The Obama administration says the United States is on track to withdraw all of its forces, despite concerns from some Iraqi officials who say they worry that the drawdown is premature. Regardless of the assurances, many Iraqis say they're convinced that the Americans will never leave.
U.S. military officials say that Shiite militias will remain a threat to Iraq's security and U.S. troop security. They are working with the Iraqi government to arrest militia members.
"They are outside the security mechanism, and they have said they will continue to attack the U.S. forces," said Maj. Gen. Stephen Lanza, the top U.S. military spokesman in Iraq. The U.S. military is on track to end its mission at the end of next year, he said, calling the cemetery in Najaf "rhetoric" and "propaganda."
A 'different' war
The Mahdi Army, created in 2003, is the militant wing of Sadr's movement; he inherited a grass-roots following from his father, an influential Shiite ayatollah. After fighting with U.S. forces in 2004, the group grew out of control in the worst days of Iraq's sectarian war in 2006 and 2007.
Sadr froze the militia's activities in 2008 and has since divided most of his men into two unarmed civic organizations called Mumahidoon, Arabic for "those who pave the way," and Munasiroon, "the supporters." The groups provide services to the poor Shiite communities that make up their base, protect mosques and study religion.
Although the militia is armed, only a small and extremely secretive armed wing called the Promised Day Brigade, whose purpose is to attack U.S. troops, is permitted to fight. DVDs of their attacks are often distributed after Friday prayers at Sadr-controlled Shiite mosques.
"The war is different now; it's intellectual, political, and we have a military wing," said Sheik Kadhim al-Saadi, a prominent Sadrist sheik in Baghdad. He sat recently in a Shiite mosque in eastern Baghdad, under a woven rug depicting Mahdi Army fighters carrying AK-47s beneath the watchful eye of Sadr's visage.
The militia has largely laid down its weapons, and the movement made a powerful political showing in the March 7 elections by winning 40 seats, the largest showing by a Shiite coalition.
"We cannot predict what happens in the future," Saadi said. "But if anything comes up, Sayed Moqtada wants to ensure that all the men of the Sadr trend are prepared physically and mentally." Sayed is an honorary title used to refer to Sadr.
Arranged by battles
The Sadrist Martyrs cemetery is divided into plots by battles.
One plot is for fighters who rose up in Najaf in 2004 to fight U.S. forces in the holy city. One is for Sadr supporters killed in insurgent attacks, and another is for those who were killed after Prime Minister Nouri al-Maliki ordered an offensive against the militia in the southern port city of Basra.
A handful of graves in a separate part of the cemetery are the resting places of the Promised Day Brigade fighters.
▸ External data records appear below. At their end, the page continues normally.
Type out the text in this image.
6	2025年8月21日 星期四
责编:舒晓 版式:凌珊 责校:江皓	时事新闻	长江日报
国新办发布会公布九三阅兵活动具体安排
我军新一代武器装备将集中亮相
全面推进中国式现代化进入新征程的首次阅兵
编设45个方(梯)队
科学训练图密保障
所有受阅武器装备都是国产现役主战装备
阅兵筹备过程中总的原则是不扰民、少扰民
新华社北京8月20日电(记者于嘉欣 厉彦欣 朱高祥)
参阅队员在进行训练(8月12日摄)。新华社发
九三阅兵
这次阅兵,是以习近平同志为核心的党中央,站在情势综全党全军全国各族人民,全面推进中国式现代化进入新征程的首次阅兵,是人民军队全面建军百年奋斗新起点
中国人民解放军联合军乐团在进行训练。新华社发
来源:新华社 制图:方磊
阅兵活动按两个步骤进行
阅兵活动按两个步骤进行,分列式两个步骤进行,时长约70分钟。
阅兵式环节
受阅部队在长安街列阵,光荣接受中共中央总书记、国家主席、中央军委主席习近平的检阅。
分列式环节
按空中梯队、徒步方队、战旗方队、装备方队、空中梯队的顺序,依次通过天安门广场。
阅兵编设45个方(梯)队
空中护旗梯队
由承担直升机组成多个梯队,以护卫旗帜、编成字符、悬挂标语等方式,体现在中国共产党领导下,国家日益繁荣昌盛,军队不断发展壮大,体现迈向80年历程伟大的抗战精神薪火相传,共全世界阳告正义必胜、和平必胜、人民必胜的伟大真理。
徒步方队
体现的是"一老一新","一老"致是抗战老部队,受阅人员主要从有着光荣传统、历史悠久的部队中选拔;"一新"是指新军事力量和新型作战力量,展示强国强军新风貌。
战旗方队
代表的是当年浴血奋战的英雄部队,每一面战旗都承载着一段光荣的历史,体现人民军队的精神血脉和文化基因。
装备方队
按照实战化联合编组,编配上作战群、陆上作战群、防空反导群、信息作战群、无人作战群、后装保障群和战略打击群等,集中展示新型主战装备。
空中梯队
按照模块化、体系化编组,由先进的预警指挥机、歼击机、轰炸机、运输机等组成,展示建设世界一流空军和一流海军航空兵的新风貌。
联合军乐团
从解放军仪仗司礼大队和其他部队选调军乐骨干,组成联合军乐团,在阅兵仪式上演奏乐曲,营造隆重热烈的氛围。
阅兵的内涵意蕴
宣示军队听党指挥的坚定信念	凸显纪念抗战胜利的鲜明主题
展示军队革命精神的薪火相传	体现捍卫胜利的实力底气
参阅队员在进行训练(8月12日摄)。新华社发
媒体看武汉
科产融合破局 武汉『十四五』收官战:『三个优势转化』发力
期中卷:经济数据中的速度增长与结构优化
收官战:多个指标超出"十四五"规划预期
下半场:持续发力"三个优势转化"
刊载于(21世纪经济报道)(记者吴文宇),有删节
No one speaks of them. Only recently did people begin to mark the graves, after hesitating because of fear about repercussions against martyrs' families by government security forces.
Abu Moqtada, a Mahdi Army fighter from Baghdad who laid down his weapons and joined the Mumahidoon, recently walked through the graveyard to mourn his fallen brothers. Every grave is marked with the words "The Happy Martyr." He said he has lost as many as a dozen friends since the 2004 Najaf battle.
Abu Moqtada, who used a nickname to protect his identity, was imprisoned by the U.S. military for more than two years. He was arrested at a friend's funeral and accused of attacking U.S. troops. The detention intensified his anger toward the United States. He is free now. He no longer fights U.S. troops because Sadr has forbidden him to. But he is ready to fight again.
One day, he could be buried in Freedom Cemetery.
"We are ready at any moment, but we are waiting for one word from the Sayed," Abu Moqtada said.